The region’s airport companies are also on-side regarding the adoption of SAF. “They are supportive in general because they do not have to do anything,” observes Cruickshank. “SAF is a drop-in fuel and indistinguishable from conventional jet fuel once blended. An airport wouldn’t notice any changes at all to their processes.”

As a result, a lot of the region’s existing fuel supply infrastructure could be repurposed to produce, transport and store SAF. South Africa’s currently mothballed fuel refineries could, he cites, be re-employed to produce SAF.

Positive Policies Needed

“Acceptance is not a problem and the region is ideally suited for SAF, as we have mapped out the potential feedstocks and considered the sustainability of the feedstock and the outlook is excellent,” he sums up. “We actually have the foundation available to get us moving very rapidly.”

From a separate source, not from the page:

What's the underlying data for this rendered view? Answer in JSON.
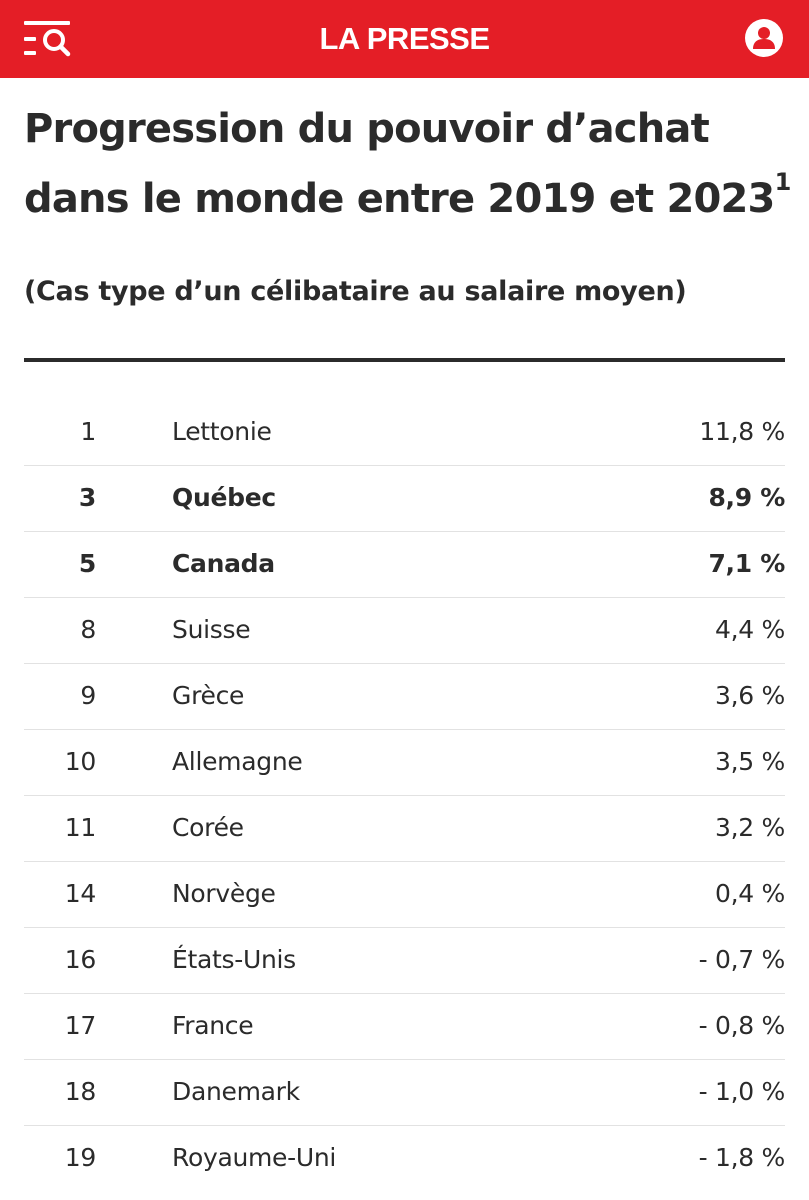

But the region is not moving rapidly. Airlines, airports, petrochemicals companies, researchers, environmental groups are all on-side. “The state of readiness, as distinct from the potential, for the production of SAF is currently an issue, as there are no dedicated projects focusing on the refining of biojet fuels,” he reports.

What is lacking in Southern Africa, and what has happened and is happening elsewhere in the world, is government commitment. “The region’s leadership does not seem to understand the urgency of the emissions reduction challenge nor the incredible macro- and socioeconomic benefits that SAF could bring to the region,” he points out. The responsible government departments are very aware of the issues and opportunities, but seem unable to bring these to the forefront of their respective national policy agendas. On the other hand, governments, such as South Africa’s, have displayed action in imposing carbon taxes, including on the domestic airline industry.

In South Africa, the income from this tax is not ring-fenced for environmental or carbon-emission-reduction programmes and projects (one of which could be the stimulation of local SAF production). So, South African airlines have to pay for their carbon emissions but are effectively prevented from mitigating those emissions. Moreover, international agreements to reduce aviation’s carbon emissions, to which South Africa and other Southern African States are party, will in due time impose financial penalties on airlines that do not reduce their emissions. For Southern African airlines to meet those emission reductions and avoid those penalties will require the local production of SAF.

“It is clear that the region needs some positive policies to get the SAF industry started,” affirmed Cruikshank. “Blending mandates are absolutely useless, as can be seen with current fuel mandates that everyone is simply ignoring.”